Мы сидели с ним в коктейль-холле новенького «Севера», и я похвастался:
— Этот дом строил мой прадед.
— Мотя?
— Да нет, другой совсем. Мотя был адвокат…
Превращение светского льва в льва рыкающего совершилось окончательно. Тридцать копеек извозчику протягивала звериная лапа, могущая убить одним ударом. Горе тому, на кого она обрушится. Матвей Шистер приготовился любой ценой пресечь les liaisons dangereuses своей дочери. И действительно, за ценою не постоял. Одеваясь к ужину, он уже знал, как поступит. Папиросный фабрикант Колбасин («Скобелевские»), частным поверенным которого Шистер являлся, любил пригубить молоденького винца. В подобных случаях в кабинет хаживали не через общую залу, а другим, хорошо известным многим завсегдатаям «Донона», ходом: в швейцарскую и наверх, на первый этаж. Колбасин и по этой части сделал Шистера своим поверенным, на что последний отвечал тем же, делясь с Колбасиным своими нехитрыми радостями.
— Нет, ваше третье сословие на моего мусью навевает тоску, — говорил Колбасин, пуская в потолок облако дыма. — Моему муське изволь благородных да начитанных, да в гимназическом платьице. Тюрлюньчик такой с упругими формочками.
— А где вы такую возьмете?
— Ах, помилуйте! Из казенных-то заведений? Знаете, как у них глазенки блестят после всех книжек. А ты им фуа-гра с трюфелями, шампанское. Есть, сударь мой, которые за «катеньку» тебя с ног до головы оближут, а сами пребудут в невинности.

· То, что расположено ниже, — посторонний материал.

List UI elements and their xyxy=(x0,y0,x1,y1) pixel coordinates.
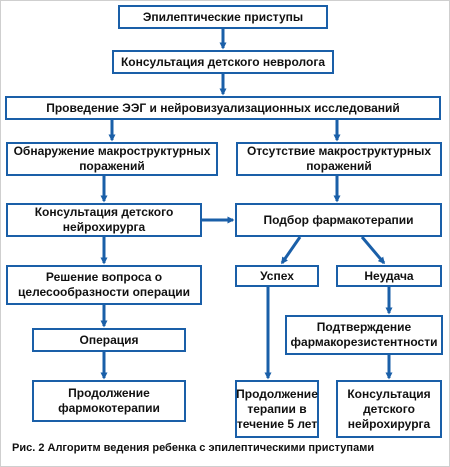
figure-caption: Рис. 2 Алгоритм ведения ребенка с эпилеп… xyxy=(12,442,375,454)
node-neurosurgeon-left: Консультация детского нейрохирурга xyxy=(6,203,202,237)
node-confirmation: Подтверждение фармакорезистентности xyxy=(285,315,443,355)
node-decision: Решение вопроса о целесообразности опера… xyxy=(6,265,202,305)
arrow-pharmacotherapy-success xyxy=(280,236,302,265)
node-success: Успех xyxy=(235,265,319,287)
node-continue-5years: Продолжение терапии в течение 5 лет xyxy=(235,380,319,438)
arrow-pharmacotherapy-failure xyxy=(360,236,386,265)
node-eeg: Проведение ЭЭГ и нейровизуализационных и… xyxy=(5,96,441,120)
node-failure: Неудача xyxy=(336,265,442,287)
node-operation: Операция xyxy=(32,328,186,352)
node-pharmacotherapy: Подбор фармакотерапии xyxy=(235,203,442,237)
node-neurosurgeon-right: Консультация детского нейрохирурга xyxy=(336,380,442,438)
node-neurologist: Консультация детского невролога xyxy=(112,50,334,74)
node-continue-therapy: Продолжение фармокотерапии xyxy=(32,380,186,422)
node-absent: Отсутствие макроструктурных поражений xyxy=(236,142,442,176)
node-found: Обнаружение макроструктурных поражений xyxy=(6,142,218,176)
node-seizures: Эпилептические приступы xyxy=(118,5,328,29)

Колбасин, если и привирал, то скорей по форме, чем по сути. Что касается Матвея Шистера, то он никогда не приударял за школьницами, сам предпочитая быть школьником в энергических объятьях зрелости, которую седина только украшает. Поэтому Колбасина он держал немножко за скотину. Так вот, не могла ли эта скотина привести в очередной раз к «Донону», скажем, Лялю (имя-то какое, еще стихи пишет…)? Не то, чтоб по-настоящему — ему, присяжному стряпчему Шистеру, это могло бы только показаться. А уж там, знаете, Панове, он ли украл, у него ли украли… Достаточно, чтобы отказать от дома. А коли дойдет до родителей барышни — о чем Шистер позаботится — пускай себе же и пеняют. Та еще семейка… пальцы тонкие, как ноги балерины, легкая седина. Конечно, немного жаль. Но — Маня это святое. Такой уж он человек, этот Матвей Шистер.

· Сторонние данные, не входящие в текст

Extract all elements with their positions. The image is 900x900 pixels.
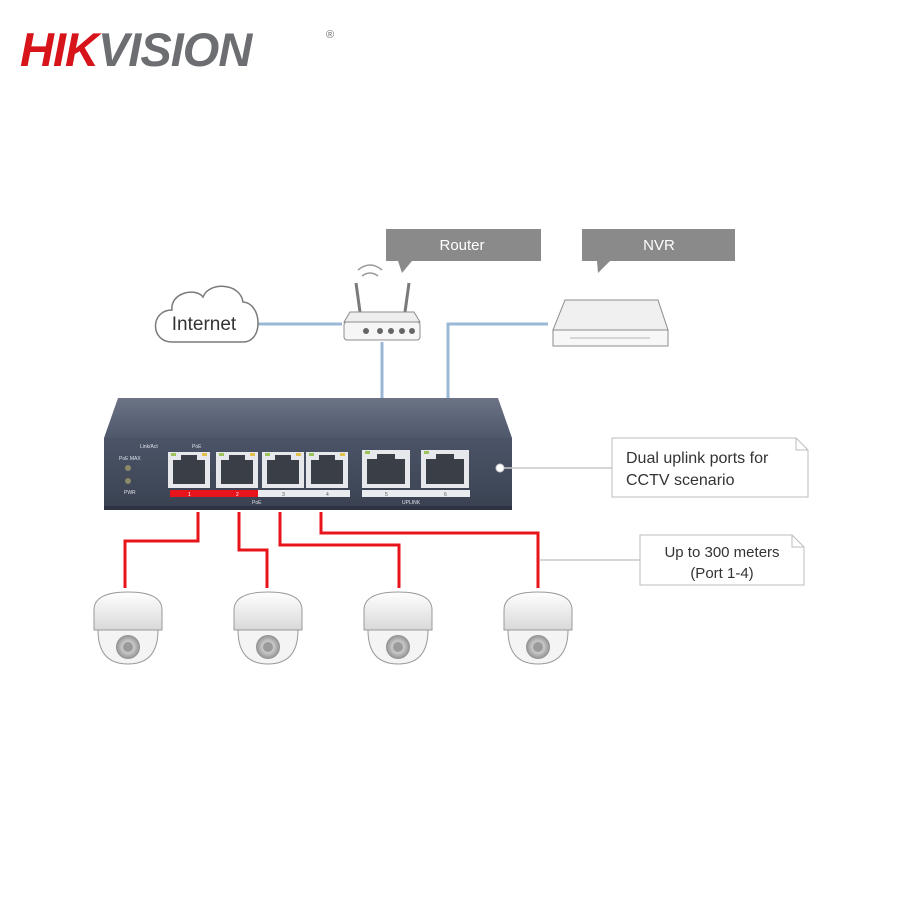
port-number-6: 6 [444,492,447,498]
poe-switch: Link/Act PoE PoE MAX PWR [104,398,512,510]
internet-label: Internet [172,314,237,335]
camera-2 [233,591,303,665]
poe-strip-red [170,490,258,497]
led-label-poe-max: PoE MAX [119,456,141,462]
cable-port-3 [278,512,401,588]
poe-max-led [125,465,131,471]
router-callout: Router [386,229,541,273]
poe-ports [168,452,348,488]
poe-strip-white [258,490,350,497]
port-number-1: 1 [188,492,191,498]
cable-port-4 [319,512,540,588]
nvr-switch-link [446,322,548,402]
port-number-4: 4 [326,492,329,498]
port-1 [168,452,210,488]
uplink-strip [362,490,470,497]
uplink-pointer-dot [495,463,505,473]
cable-port-2 [237,512,269,588]
uplink-ports [362,450,469,488]
uplink-group-label: UPLINK [402,500,421,506]
port-4 [306,452,348,488]
poe-group-label: PoE [252,500,262,506]
camera-4 [503,591,573,665]
nvr-label: NVR [643,237,675,254]
nvr-device [552,299,669,347]
network-links [258,322,548,402]
uplink-note: Dual uplink ports for CCTV scenario [611,437,809,498]
distance-note-line1: Up to 300 meters [664,544,779,561]
uplink-note-line2: CCTV scenario [626,472,735,489]
uplink-note-line1: Dual uplink ports for [626,450,769,467]
hikvision-logo: HIKVISION ® [20,23,334,76]
port-6 [421,450,469,488]
router-device [343,264,421,341]
port-number-2: 2 [236,492,239,498]
nvr-callout: NVR [582,229,735,273]
switch-top [104,398,512,438]
camera-1 [93,591,163,665]
registered-mark: ® [326,29,334,41]
port-5 [362,450,410,488]
port-3 [262,452,304,488]
router-label: Router [439,237,484,254]
pwr-led [125,478,131,484]
led-label-poe: PoE [192,444,202,450]
logo-text: HIKVISION [20,23,253,76]
port-2 [216,452,258,488]
distance-note-line2: (Port 1-4) [690,565,753,582]
poe-cables [123,512,540,588]
cable-port-1 [123,512,200,588]
led-label-link-act: Link/Act [140,444,158,450]
camera-3 [363,591,433,665]
port-number-5: 5 [385,492,388,498]
led-label-pwr: PWR [124,490,136,496]
wifi-icon [357,264,383,277]
port-number-3: 3 [282,492,285,498]
distance-note: Up to 300 meters (Port 1-4) [639,534,805,586]
internet-cloud: Internet [154,285,259,343]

Возле «Донона» он увидел знакомую коляску: папиросный фабрикант был здесь. На вопрос, где monsieur Колбасин, швейцар — вылитый «Der letzte Mann» — отвечал:
— Ужинают в обществе-с.
Позднее Колбасин появился и шепнул Шистеру:
— Ну, голубчик мой, с такой красавицей провозжаюсь, ей только на сцене играть: и ножка, и взгляд, и фигурка… Шестнадцать годиков. Тут и тыщи не жалко. Хотите, я вам ее в щелочку покажу?
Они поднялись. Шистер на цыпочках крался за Колбасиным, который, входя, придержал дверь — якобы в поисках чего-то шаря по карманам. Потом одними глазами справился у Шистера: ну, эка краля…

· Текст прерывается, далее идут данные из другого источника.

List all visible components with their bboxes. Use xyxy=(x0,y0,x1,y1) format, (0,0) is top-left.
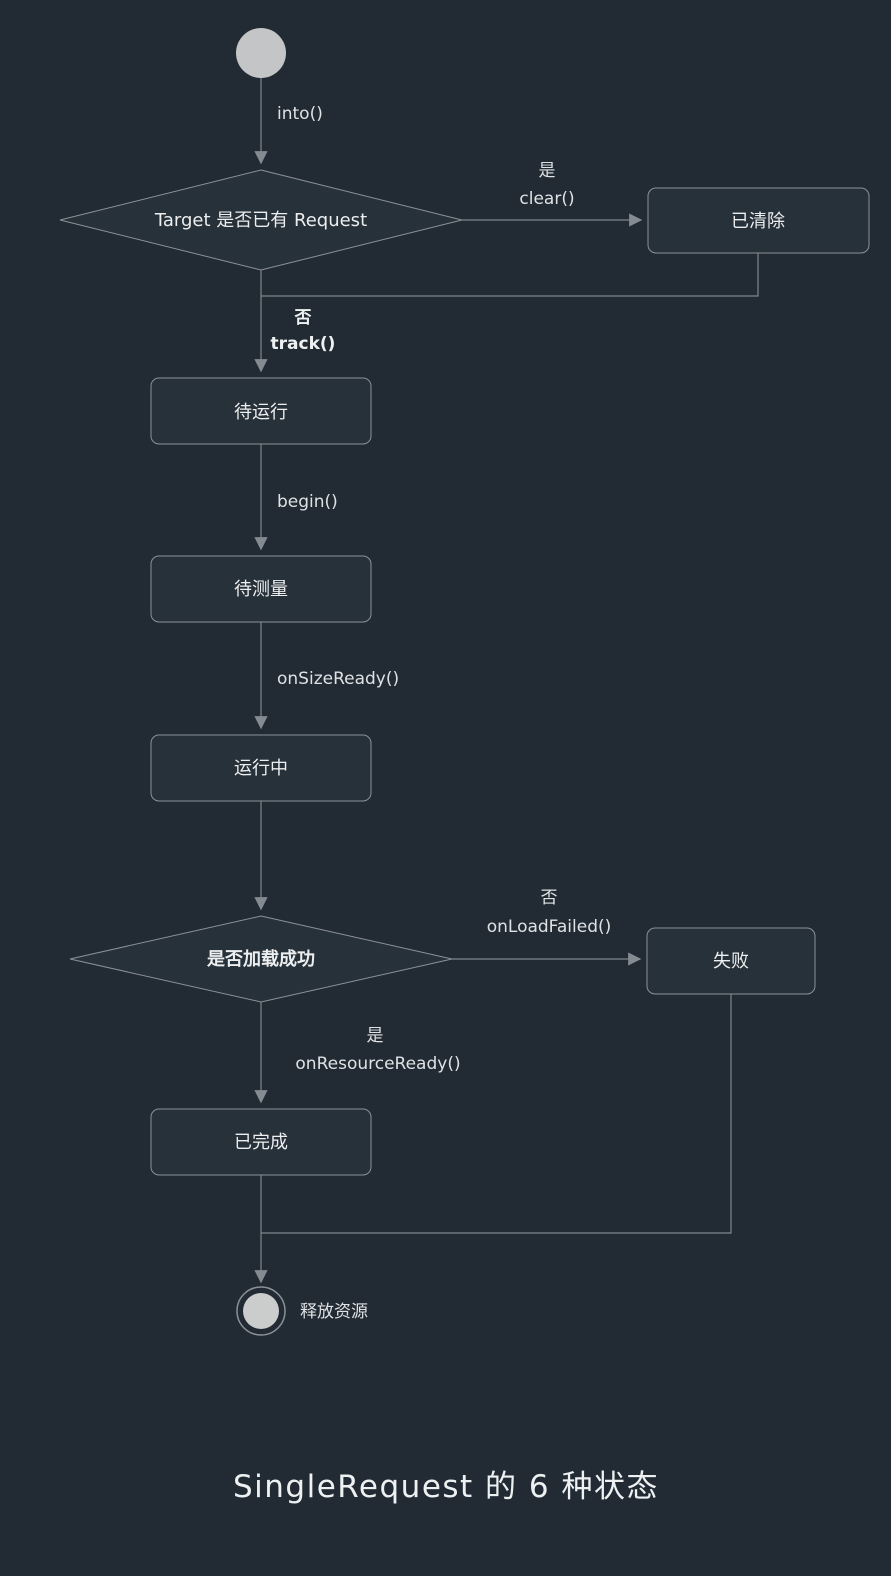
end-node-ring xyxy=(236,1286,286,1336)
state-waiting-measure-label: 待测量 xyxy=(234,579,288,600)
decision-has-request-label: Target 是否已有 Request xyxy=(154,210,367,231)
edge-track-label-no: 否 xyxy=(294,308,312,328)
edge-onloadfailed-label-no: 否 xyxy=(541,888,558,908)
state-cleared-label: 已清除 xyxy=(731,211,785,232)
edge-onloadfailed-label-fn: onLoadFailed() xyxy=(487,917,612,937)
end-node-label: 释放资源 xyxy=(300,1302,368,1322)
edge-into-label: into() xyxy=(277,104,323,124)
edge-onresourceready-label-yes: 是 xyxy=(367,1026,384,1046)
start-node-circle xyxy=(236,28,286,78)
diagram-title: SingleRequest 的 6 种状态 xyxy=(233,1469,659,1505)
state-running-label: 运行中 xyxy=(234,758,288,779)
state-pending-label: 待运行 xyxy=(234,402,288,423)
edge-clear-label-fn: clear() xyxy=(519,189,574,209)
edge-track-label-fn: track() xyxy=(271,334,336,354)
state-failed-label: 失败 xyxy=(713,951,749,972)
edge-onresourceready-label-fn: onResourceReady() xyxy=(295,1054,460,1074)
decision-load-success-label: 是否加载成功 xyxy=(206,948,315,970)
edge-clear-label-yes: 是 xyxy=(539,161,556,181)
edge-cleared-merge-line xyxy=(261,253,759,297)
edge-begin-label: begin() xyxy=(277,492,338,512)
edge-onsizeready-label: onSizeReady() xyxy=(277,669,399,689)
end-node-circle xyxy=(243,1293,279,1329)
edge-failed-merge-line xyxy=(261,994,732,1234)
state-complete-label: 已完成 xyxy=(234,1132,288,1153)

Шистер подсматривал из-под колбасинского локтя. Стол, пустое ведерко из-подо льда, раскрытые створки устриц. На козетке голубого бархата полулежит с папироской в руке… Но это же!.. Она ходит с Маней в одну гимназию, они встречаются — вместе, втроем… «Три грации»…
Ате Ястребицкой нельзя было обрить полголовы, все прочее — разрешалось. После того, как она с волчьим билетом была вышвырнута из гимназии — спасибо, что еще не с желтым — у Шистера с дочерью состоялся разговор. Речь пошла «об этой самой Лене или Ляле, которая всем читает свое стихотворение про чайную розу», они ведь, кажется, дружат? В нынешних обстоятельствах такое знакомство Манечке ни к чему.
Маня согласилась, даже воодушевилась.